The e-bike's overall state
Your bike's overall state will affect every aspect of its performance, especially the mileage. Wear and tear after long-time use will also affect your bike's performance and require you to use more energy to pedal or more pedal assist.
Tips to improve the mileage of your e-bike
Do not drain the battery completely
Avoid letting your battery drain out before you recharge. Batteries lose their ability to hold a charge as you use them more often, so if you observe that your e-bike's battery isn't getting decent mileage anymore, it might be time to get a replacement.
Use pedal assist mode
As you may have deduced, the more assistance you get from your bike, the more energy your bike expands and the lower its mileage. Riding in pedal assist mode will help save battery power and increase your range than riding in pure electric or throttle mode.
Keep your tires well-inflated
Tires that have less pressure are more likely to have a higher resistance to rolling on the terrain. As such, they'll need more power from the e-bike. Smoother, fully-inflated tires are more likely to give less rolling resistance and better transmission. Frequently checking your tire pressure is an essential part of maintenance. Before purchasing a bike, you should carefully consider its tires. Narrow tires with higher pressure provide better mileage and efficiency but may feel less comfortable.
Don't ride your electric bike in harsh weather
Your e-bike battery performs best in mild conditions and constant temperature. If you live in a region where riding in cold weather is unavoidable, you can invest in battery insulators or covers. Avoid riding in heavy rain or extremely cold temperatures to preserve your battery's performance, capacity, and range.

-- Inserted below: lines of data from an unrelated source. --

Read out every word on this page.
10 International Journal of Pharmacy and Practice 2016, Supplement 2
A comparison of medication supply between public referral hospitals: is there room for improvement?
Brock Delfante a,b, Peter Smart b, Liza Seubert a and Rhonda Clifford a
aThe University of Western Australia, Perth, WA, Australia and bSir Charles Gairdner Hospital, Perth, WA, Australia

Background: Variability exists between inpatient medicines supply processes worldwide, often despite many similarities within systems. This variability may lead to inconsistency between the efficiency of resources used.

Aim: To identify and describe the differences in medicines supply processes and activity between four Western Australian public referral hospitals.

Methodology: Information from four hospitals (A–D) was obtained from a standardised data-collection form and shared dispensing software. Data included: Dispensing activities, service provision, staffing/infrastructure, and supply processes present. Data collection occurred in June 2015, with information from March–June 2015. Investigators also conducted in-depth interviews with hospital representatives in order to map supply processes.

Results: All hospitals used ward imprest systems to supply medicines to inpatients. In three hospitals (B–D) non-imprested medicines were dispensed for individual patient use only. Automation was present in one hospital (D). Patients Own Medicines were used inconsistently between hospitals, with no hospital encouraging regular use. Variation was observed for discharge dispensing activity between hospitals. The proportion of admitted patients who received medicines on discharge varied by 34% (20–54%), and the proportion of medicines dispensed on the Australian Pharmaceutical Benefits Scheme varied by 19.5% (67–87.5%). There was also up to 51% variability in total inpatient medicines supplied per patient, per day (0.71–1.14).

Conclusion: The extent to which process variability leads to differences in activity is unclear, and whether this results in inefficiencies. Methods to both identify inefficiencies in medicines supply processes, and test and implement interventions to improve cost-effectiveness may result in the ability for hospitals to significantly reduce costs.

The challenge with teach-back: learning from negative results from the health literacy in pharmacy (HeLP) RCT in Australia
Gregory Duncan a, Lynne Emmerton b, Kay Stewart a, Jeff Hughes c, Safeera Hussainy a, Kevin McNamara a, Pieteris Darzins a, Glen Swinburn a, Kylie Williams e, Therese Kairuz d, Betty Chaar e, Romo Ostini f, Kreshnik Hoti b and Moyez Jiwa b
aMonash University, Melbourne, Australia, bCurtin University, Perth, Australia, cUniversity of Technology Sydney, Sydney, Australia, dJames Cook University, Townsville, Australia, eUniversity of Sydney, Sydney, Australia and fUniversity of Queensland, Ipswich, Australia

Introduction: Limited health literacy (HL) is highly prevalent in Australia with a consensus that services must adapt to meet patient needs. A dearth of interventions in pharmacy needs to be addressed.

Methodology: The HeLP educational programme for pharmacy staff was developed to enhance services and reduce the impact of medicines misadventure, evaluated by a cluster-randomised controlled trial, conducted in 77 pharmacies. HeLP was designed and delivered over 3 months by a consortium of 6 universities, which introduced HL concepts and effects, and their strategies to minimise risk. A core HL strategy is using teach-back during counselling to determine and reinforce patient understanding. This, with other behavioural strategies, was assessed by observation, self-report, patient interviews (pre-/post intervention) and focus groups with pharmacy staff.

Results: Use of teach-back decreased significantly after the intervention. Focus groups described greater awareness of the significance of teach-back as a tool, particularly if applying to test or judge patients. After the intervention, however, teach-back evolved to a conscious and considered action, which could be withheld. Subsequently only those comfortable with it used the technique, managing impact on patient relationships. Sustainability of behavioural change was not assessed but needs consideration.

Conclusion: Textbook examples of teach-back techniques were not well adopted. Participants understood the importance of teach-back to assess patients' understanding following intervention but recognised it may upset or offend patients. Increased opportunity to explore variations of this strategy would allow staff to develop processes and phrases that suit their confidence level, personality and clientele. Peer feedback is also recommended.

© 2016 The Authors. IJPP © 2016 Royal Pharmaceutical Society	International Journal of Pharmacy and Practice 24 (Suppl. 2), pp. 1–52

Pay attention to the maximum load of your electric bike
Your e-bike can only take so much extra load before it starts to suffer for it. All e-bikes come with a manufacturer-advised maximum loading, letting you know how much weight the e-bike can take. Generally speaking, a bigger electric bicycle has a bigger maximum load because of the stronger frame. For example, the 26-inch fat tire ebike Lankeleisi XT750 plus can bear as heavy as 200kg load, but the 14-inch city ebike Dohiker Y1 can only bear a 120kg load.
Maintain your bike regularly
If your e-bike is not in good shape, there's no way it'll perform optimally and take you as far as you need it to. Ensure that you maintain your e-bike regularly, keep it in good condition, and store it properly.
While many things could affect your e-bike's mileage, it is possible to minimize negative factors. By routinely checking your e-bike, using it in appropriate conditions, and maintaining it properly, you can improve its performance and range.